Ve Bui loved high school so much that he thought it would go on forever.
In a way it has.
Often referred to as the mayor of his 1992 class at Indianola High School in Indianola, Iowa, Mr. Bui has hosted reunions for his approximately 175 classmates every five years since graduating. Brenda Renée Langstraat has never missed one.
On July 30, the two classmates, now 48 and living in Chicago, will attend their 30th reunion as newlyweds.
Born in Vietnam, Mr. Bui was 2 when Saigon fell in 1975. His mother fled the coastal town of Vung Tau with him and his nine siblings, eventually taking them to Iowa. (His father, who was imprisoned at the time, would join them seven years later, in 1982.)
In 1978, Mr. Bui attended the same Indianola kindergarten class as Mrs. Langstraat, who is the middle of three sisters and grew up on Dutch Ridge Ranch, a 220-acre cattle ranch on the outskirts of town.
“We knew each other growing up but were more sociable in high school,” said Mr. Bui. He was on the wrestling team. Mrs. Langstraat, much more reserved and eager to learn, was on the track team.
As teenagers, they went to the same parties and “scooped the loop,” as they called it: driving down Indianola’s main drag on Friday nights looking for friends to hang out at the local pizza, burger, or ice cream parlor. “In a city of 15,000 people, everyone knew everyone,” said Mr Bui. At the time, he was known for making mischief. In the last year of his yearbook, Mrs. Langstraat wrote: “Try to stay out of trouble this summer.”
After graduation, they went their separate ways: he to the University of Iowa and she to Wheaton College. She later received a master’s degree in English from the University of Illinois, Chicago.
By the time of their 25th reunion, in 2017, they were both living in Chicago, where Mrs. Lang Street, who was recently divorced, attended more than 20 galas a year as the principal of Working in the Schools, a public school literacy organization in Chicago.
“Are you coming to one of my galas?” she remembered asking Mr. Bui, who agreed on several occasions. Known as the high school fashionista, he quickly went from one tuxedo to three.
About the time he started accompanying her to events, she started watching Iowa Hawkeyes games in bars with him and his friends. In May 2018, after a Chicago Run gala, the two had their first kiss.
That summer, when they spent boozy afternoons around the pool at the private club Soho House Chicago, of which she is a member, “a switch flipped,” she said. “We were in love.”
The following year, in the summer of 2019, he sold his apartment in the River North area of the city and moved into her home in the West Loop. By the fall, they had moved to a larger apartment nearby.

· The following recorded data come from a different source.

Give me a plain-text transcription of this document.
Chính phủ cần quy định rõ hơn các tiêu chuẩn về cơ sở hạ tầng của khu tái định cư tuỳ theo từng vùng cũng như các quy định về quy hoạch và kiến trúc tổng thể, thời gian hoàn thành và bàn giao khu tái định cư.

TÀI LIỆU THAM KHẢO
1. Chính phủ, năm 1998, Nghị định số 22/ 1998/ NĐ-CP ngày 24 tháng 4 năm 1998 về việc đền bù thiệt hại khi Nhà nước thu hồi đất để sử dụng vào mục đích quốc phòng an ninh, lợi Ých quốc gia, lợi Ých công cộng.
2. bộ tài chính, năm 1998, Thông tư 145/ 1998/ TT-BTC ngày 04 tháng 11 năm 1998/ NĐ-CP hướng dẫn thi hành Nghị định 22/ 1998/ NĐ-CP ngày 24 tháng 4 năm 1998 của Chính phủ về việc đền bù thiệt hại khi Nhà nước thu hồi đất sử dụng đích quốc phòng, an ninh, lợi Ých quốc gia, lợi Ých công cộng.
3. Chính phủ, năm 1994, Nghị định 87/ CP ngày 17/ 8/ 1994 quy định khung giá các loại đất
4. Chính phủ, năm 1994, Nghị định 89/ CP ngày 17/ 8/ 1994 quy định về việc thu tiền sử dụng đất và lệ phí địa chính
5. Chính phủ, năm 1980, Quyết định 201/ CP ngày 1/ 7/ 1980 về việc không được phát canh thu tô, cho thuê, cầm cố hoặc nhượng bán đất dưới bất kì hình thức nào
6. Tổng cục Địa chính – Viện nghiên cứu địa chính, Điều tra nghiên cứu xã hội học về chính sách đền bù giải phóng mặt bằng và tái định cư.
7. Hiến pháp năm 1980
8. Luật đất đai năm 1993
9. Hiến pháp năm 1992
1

After the pandemic arrived in March 2020, “we learned to figure out Covid together,” Ms Langstraat said. They even dressed up for virtual galas. Now the president and chief executive of the Chicago Public Library Foundation, she continues to attend formal events with Mr. Bui, a technical sales consultant at the Chicago office of Okta, a technology identity management firm.
On December 30, 2021, he proposed marriage in the Signature Room, the restaurant atop the John Hancock Tower, and recited a line in English and Spanish from “Dan in Real Life,” a film starring Steve Carell. “Love is not a feeling, it is an ability,” he said. When Mr. Bui took out the ring, she reached for it. “You have to say ‘yes’ first,” he teased, pulling it back.
The pair celebrated their union at two events. First, there was a traditional Vietnamese tea ceremony at her parents’ farm on June 4, during which Mr. Bui’s parents presented a dowry with jewelry and a 40-pound roast pig.
On June 10, they were married at Curate, an event space in Des Moines, in front of 300 guests. The Rev. Josh Blakesley, a United Church of Christ minister and the homecoming king of their high school class, performed. The bride, taking the groom’s name, wore glittery red shoes with her wedding dress; a theme of the event was “there’s no place like home”, a nod to their shared hometown.
Now it’s on to the next party: “I have to make sure everyone registers for the class reunion,” said Mr. Bui.